Evolutionary music is the audio counterpart to evolutionary art, whereby algorithmic music is created using an evolutionary algorithm. The process begins with a population of individuals which by some means or other produce audio (e.g. a piece, melody, or loop), which is either initialized randomly or based on human-generated music. Then through the repeated application of computational steps analogous to biological selection, recombination and mutation the aim is for the produced audio to become more musical. Evolutionary sound synthesis is a related technique for generating sounds or synthesizer instruments. Evolutionary music is typically generated using an interactive evolutionary algorithm where the fitness function is the user or audience, as it is difficult to capture the aesthetic qualities of music computationally. However, research into automated measures of musical quality is also active. Evolutionary computation techniques have also been applied to harmonization and accompaniment tasks. The most commonly used evolutionary computation techniques are genetic algorithms and genetic programming.
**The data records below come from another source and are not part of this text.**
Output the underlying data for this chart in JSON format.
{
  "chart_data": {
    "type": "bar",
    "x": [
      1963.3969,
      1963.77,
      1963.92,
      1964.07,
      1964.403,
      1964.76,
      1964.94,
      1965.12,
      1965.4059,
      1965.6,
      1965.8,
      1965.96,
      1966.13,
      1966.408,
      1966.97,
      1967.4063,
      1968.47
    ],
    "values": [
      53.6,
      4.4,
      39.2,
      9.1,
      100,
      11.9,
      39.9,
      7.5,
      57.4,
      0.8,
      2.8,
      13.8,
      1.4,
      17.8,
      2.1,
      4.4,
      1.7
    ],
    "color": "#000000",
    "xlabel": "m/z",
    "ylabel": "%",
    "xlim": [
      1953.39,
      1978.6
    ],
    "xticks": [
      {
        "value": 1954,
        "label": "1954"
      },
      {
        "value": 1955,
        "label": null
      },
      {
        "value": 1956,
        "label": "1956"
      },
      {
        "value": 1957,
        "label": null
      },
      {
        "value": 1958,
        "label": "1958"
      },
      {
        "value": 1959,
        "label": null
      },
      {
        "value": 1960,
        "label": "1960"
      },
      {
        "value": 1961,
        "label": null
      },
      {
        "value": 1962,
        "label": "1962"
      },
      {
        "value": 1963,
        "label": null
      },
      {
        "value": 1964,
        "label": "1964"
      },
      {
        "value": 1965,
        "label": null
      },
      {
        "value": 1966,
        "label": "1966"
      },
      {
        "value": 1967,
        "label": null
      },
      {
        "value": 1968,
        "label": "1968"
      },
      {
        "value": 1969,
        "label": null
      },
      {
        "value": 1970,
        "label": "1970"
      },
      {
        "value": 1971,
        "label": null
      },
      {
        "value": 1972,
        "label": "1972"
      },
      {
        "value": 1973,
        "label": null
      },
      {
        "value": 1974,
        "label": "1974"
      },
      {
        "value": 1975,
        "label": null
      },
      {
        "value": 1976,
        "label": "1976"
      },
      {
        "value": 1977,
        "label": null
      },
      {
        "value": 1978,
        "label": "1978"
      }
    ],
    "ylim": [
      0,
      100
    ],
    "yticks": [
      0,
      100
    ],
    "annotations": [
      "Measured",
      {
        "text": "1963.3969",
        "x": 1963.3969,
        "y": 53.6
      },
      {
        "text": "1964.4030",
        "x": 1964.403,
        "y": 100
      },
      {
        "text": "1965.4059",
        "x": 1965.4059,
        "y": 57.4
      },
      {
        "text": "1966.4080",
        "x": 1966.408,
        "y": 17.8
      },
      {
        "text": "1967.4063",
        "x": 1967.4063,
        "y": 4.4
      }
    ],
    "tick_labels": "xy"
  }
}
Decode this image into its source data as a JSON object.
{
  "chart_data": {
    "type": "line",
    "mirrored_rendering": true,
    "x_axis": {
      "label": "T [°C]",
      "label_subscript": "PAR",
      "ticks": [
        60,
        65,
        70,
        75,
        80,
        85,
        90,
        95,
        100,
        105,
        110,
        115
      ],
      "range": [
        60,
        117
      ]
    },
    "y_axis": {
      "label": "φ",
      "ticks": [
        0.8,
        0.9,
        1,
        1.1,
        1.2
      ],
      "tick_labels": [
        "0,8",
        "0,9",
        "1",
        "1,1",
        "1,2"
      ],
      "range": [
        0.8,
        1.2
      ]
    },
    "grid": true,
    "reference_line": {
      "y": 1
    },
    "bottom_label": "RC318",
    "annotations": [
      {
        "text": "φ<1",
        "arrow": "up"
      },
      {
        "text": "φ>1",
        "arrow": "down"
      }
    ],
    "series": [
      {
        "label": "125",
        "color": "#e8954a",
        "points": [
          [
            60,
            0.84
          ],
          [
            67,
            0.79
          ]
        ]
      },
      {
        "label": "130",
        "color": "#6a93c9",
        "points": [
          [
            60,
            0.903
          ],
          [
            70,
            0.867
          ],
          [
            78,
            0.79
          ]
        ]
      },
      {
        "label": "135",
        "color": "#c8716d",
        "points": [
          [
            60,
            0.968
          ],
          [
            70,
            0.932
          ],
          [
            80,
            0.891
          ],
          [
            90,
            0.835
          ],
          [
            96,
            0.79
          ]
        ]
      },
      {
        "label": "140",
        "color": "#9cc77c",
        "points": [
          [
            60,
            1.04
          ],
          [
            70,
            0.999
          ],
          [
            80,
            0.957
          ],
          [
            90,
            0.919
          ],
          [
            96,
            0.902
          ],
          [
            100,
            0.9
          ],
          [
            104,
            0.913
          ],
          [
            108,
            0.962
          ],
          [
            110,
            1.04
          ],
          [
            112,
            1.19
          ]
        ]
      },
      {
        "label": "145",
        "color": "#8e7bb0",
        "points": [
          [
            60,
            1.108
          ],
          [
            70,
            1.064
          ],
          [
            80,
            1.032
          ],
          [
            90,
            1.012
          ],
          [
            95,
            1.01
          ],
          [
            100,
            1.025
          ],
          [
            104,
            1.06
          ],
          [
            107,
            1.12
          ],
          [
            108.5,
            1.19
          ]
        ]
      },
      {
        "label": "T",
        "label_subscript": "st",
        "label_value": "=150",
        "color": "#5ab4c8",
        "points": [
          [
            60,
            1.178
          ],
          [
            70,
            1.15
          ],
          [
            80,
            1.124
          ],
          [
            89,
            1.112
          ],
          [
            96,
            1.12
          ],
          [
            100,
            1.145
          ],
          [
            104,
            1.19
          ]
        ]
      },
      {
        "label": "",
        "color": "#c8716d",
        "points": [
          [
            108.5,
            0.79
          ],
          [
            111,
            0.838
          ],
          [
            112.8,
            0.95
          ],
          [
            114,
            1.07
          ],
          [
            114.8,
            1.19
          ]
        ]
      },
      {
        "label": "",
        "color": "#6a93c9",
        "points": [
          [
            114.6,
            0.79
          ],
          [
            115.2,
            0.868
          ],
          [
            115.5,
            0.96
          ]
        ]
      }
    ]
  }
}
NEUROGEN (Gibson & Byrne, 1991) employed a genetic algorithm to produce and combine musical fragments and a neural network (trained on examples of "real" music) to evaluate their fitness. A genetic algorithm is also a key part of the improvisation and accompaniment system GenJam which has been developed since 1993 by Al Biles. Biles and GenJam are together known as the Al Biles Virtual Quintet and have performed many times to human audiences. Genetic programming has been used to produce music since the work of Lee Spector and Alpern Alpern on evolved bebop musicians in 1994 and 1995, and in 1997 Brad Johanson and Riccardo Poli developed the GP-Music System which used genetic programming to breed melodies according to both human and automated ratings. Since 1996 Rodney Waschka II has been using genetic algorithms for music composition including works such as Saint Ambrose and his string quartets. Several systems for drum loop evolution have been produced (including one commercial program called MuSing).